His speech came amid Trump’s continued march through the Republican primary calendar, following a win Tuesday in Arizona that increased his delegate lead and edged him closer toward securing the nomination before the convention in Cleveland.
Ryan has taken the lead in criticizing Trump for not forcefully repudiating the support his campaign has received from white supremacists and for the violence happening at his rallies. Yet each time, Ryan has refused to repudiate Trump’s candidacy should he emerge as the Republican nominee, leading to repeated questions about the controversial candidate.
In recent days, however, Ryan has become openly irked by the issue, telling reporters Tuesday morning at the weekly news conference with the entire GOP leadership team that he would not “take the bait” on Trump-related questions.
It’s a difficult balancing act for Ryan, who has publicly tried to remain neutral in the race, as he will be the co-chairman of the Republican National Convention in Cleveland in July and could be called upon to officiate disputes over delegate counts if neither Trump nor Sen. Ted Cruz (R-Tex.) secures the tally required to cinch the nomination. At the same time, Ryan has had to beat down loud whispers from friends and supporters who view him as the perfect unity candidate at a disputed convention to win the backing of a large majority of delegates.

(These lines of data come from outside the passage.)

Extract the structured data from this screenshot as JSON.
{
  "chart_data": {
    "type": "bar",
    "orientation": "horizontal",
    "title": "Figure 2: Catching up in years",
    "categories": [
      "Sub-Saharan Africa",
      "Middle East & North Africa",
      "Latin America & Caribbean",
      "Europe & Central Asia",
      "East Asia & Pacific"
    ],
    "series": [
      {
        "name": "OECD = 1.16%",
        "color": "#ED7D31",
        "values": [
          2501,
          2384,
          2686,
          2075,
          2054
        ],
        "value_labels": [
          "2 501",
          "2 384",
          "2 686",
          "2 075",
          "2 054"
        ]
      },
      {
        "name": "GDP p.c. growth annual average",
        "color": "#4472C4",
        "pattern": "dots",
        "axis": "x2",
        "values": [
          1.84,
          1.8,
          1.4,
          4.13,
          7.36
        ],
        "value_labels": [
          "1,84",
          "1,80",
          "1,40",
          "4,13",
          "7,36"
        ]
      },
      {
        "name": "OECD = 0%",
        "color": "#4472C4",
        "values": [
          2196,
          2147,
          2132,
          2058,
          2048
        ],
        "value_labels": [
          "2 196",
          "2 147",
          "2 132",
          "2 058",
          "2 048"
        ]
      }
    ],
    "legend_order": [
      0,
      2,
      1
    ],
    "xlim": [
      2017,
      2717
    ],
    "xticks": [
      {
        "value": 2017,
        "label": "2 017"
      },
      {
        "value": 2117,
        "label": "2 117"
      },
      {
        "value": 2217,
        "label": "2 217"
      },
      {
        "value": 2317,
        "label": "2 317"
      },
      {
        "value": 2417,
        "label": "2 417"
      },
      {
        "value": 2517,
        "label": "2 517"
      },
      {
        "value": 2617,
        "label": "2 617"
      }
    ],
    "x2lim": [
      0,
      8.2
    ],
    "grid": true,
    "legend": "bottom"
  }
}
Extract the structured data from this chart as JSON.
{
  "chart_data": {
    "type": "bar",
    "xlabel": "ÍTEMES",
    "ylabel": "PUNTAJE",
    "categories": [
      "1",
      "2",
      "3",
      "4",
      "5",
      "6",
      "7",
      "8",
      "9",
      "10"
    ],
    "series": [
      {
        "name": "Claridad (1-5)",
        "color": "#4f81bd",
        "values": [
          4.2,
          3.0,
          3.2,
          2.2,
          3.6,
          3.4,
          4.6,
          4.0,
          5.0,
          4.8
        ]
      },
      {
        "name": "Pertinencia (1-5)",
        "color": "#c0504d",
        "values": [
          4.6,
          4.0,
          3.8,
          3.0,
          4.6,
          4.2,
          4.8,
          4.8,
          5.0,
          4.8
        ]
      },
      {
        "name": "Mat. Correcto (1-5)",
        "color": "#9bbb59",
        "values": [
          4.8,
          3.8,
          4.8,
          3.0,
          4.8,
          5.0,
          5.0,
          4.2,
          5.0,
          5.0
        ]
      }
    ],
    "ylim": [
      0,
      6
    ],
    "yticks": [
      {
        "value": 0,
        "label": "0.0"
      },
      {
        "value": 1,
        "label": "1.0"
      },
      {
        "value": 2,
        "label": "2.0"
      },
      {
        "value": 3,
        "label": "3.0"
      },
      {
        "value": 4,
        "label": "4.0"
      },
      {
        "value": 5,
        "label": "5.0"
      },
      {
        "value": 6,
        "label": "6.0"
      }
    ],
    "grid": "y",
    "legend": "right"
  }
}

Congressional Democrats have mocked Ryan with each critique of Trump — most recently regarding the violence at some of his rallies — because each time the speaker has also added that he will support whomever the nominee is coming out of the convention. A spokesman for House Minority Leader Nancy Pelosi (D-Calif.) linked the past five years of congressional standoffs with President Obama to the rise of Trump and his heated campaign rhetoric this year. “A runaway Republican primary constantly reminds the American people of the extreme policy positions advocated by so many in the House Republican Conference,” Drew Hammill said in a statement.
Ryan’s speech came amid a debate among some “movement” conservatives about whether he owes it to their cause to more forcefully inject himself into the “Stop Trump” or “Never Trump” efforts. But he continued to hold off those calls Wednesday. There was only one indirect mention of Trump — in the first question from an intern — and the speaker made clear he would not address any of the candidates specifically.
Instead, he told the crowd that playing “identity politics” could not win a national election, something he ascribed to both parties but an issue that has closely followed Trump’s anti-immigration campaign. The path to victory is by winning over voters through the best ideas, he said.
“Instead of being timid, we go bold,” Ryan said, adding later, “We don’t insult them into agreeing with us.”
In an unusually personal portion of the question-and-answer session, he explained his own failing during Obama’s first term, when he was prone to talking about “makers and takers” in society to divide up entrepreneurs and people living off government subsidies.
After serving as the Republican vice-presidential nominee in 2012 — when GOP candidate Mitt Romney made a similar comment about “47 percent” of voters living off the government — Ryan spent the next two years privately visiting urban activists and religious leaders working with ex-prisoners.
“I was callous,” Ryan said of his previous attitude.